JetBrains dotTrace is a performance profiling tool developed by JetBrains for .NET applications. It helps developers figure out why their application is slow or using too many resources.
What dotTrace does
dotTrace analyzes running .NET apps and shows things like:- Which methods/functions are taking the most time
- Where CPU usage is high
- How threads are behaving (useful for debugging concurrency issues)
- Call stacks (who is calling what, and how often)
Key features of dotTrace
- Performance profiling modes (sampling, tracing, timeline)
- Timeline view to visualize CPU, threads, and async operations
- Integration with Visual Studio
- Works with apps built on frameworks like ASP.NET, WPF, WinForms, etc.
JetBrains dotTrace Use Case Example
If your web app built with ASP.NET is responding slowly, dotTrace can show:- Which function is causing the delay
- Whether it's CPU-bound or waiting on I/O
- How often that function is called
Step-by-step: Using dotTrace
These steps will help developers to observe how code behaves in real time, pinpoint slow methods or inefficient operations, and understand thread and CPU usage. It involves setting up the profiler, running or attaching it to a .NET application, and systematically analyzing performance data to identify bottlenecks.
Install and launch
- Download dotTrace from JetBrains( click on the dottrace download link)

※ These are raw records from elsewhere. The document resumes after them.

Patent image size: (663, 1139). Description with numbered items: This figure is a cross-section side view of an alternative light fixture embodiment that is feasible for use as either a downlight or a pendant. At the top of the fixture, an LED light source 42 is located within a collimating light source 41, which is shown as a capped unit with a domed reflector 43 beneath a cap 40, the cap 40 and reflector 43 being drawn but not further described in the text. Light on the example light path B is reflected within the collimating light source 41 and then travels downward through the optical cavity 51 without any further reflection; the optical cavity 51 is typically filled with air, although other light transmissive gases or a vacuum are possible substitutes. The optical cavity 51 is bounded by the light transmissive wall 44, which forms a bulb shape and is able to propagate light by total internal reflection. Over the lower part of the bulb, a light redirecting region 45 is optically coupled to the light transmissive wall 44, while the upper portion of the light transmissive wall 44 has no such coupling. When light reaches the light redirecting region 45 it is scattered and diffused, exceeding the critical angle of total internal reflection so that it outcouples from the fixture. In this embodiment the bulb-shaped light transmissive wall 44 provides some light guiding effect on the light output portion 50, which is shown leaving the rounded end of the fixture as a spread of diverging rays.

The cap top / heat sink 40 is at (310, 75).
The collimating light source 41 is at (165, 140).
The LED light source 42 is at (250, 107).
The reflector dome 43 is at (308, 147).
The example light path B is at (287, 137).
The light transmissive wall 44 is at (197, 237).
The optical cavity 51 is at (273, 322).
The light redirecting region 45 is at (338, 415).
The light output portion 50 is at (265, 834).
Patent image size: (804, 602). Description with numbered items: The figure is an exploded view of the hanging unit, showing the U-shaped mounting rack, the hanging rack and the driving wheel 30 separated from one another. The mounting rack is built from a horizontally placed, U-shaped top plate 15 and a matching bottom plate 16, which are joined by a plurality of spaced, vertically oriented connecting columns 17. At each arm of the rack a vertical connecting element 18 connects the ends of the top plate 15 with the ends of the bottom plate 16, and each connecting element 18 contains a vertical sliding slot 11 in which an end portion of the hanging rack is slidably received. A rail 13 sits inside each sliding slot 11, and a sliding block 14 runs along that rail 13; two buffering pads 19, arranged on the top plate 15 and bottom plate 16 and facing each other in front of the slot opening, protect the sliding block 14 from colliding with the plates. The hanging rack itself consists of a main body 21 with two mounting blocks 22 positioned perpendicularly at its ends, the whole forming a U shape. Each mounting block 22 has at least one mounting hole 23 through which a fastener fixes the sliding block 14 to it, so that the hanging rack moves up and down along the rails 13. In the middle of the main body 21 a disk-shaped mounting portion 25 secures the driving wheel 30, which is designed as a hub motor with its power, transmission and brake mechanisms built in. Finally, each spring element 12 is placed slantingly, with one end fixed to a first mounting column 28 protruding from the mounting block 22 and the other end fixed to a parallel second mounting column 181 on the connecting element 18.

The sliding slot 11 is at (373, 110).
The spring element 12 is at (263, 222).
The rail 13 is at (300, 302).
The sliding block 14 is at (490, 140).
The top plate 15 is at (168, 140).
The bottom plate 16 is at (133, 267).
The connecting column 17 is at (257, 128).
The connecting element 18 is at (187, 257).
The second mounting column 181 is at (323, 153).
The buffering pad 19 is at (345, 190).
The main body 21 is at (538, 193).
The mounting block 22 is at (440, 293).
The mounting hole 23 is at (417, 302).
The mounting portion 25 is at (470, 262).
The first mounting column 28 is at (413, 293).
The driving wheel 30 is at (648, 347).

- Install it (it often comes with JetBrains dotUltimate)
- Open dotTrace
Choose how to profile
On launch, you’ll see options like:- Run → Start profiling a new application
- Attach → Profile an already running process (useful for debugging live apps)
Select your application
You’ll configure what to profile:- Standalone app → Select your .exe
- Web app (ASP.NET) → Choose IIS / IIS Express
- Unit tests → Select test project
- Set working directory
- Add command-line arguments
Choose a profiling mode
dotTrace profiler offers several modes:- Sampling (recommended first)
- Low overhead
- Good overview of performance hotspots
- Tracing
- Very detailed
- Higher overhead (slower execution)
- Timeline
- Best for async, UI, threading analysis
- Shows CPU, threads, GC, etc.
Start profiling
Click Run- Your app will launch
- dotTrace starts collecting data in the background
Reproduce the issue
While profiling:- Perform the action you want to analyze
- e.g., click a slow button, load a page, run a feature)
Take a snapshot
- Click Get Snapshot when the scenario completes
- dotTrace captures performance data
- You can take multiple snapshots if needed
Analyze results
Key views:- Hotspots → Where most time is spent
- Call Tree → Function call hierarchy
- Timeline (if used) → CPU + thread activity
What to look for:
- Methods with high execution time
- Unexpected repeated calls
- Blocking operations (I/O, locks)
Drill down into bottlenecks
Click any method to see:- Who called it
- How often it runs
- Time spent inside vs children
Optimize and repeat
- Fix the issue in your code
- Run dotTrace again
- Compare snapshots to confirm improvement
Example scenario
Suppose your ASP.NET API is slow:- Run with Sampling
- Hit the slow endpoint
- Take snapshot
- Check Hotspots
- A database call taking 70% time
- Or a loop running too many times
Tips
- Use Timeline mode for async/await issues
- Filter out framework code to focus on your own
- Save snapshots for later comparison
- Combine with dotMemory for memory leaks
Summary
dotTrace is a powerful tool that turns guesswork into data-driven optimization. By following a structured profiling process(capture, analyze, optimize, and validate)you can significantly improve application performance.
Start simple, focus on major bottlenecks, and iterate. Over time, profiling will become a natural part of your development workflow.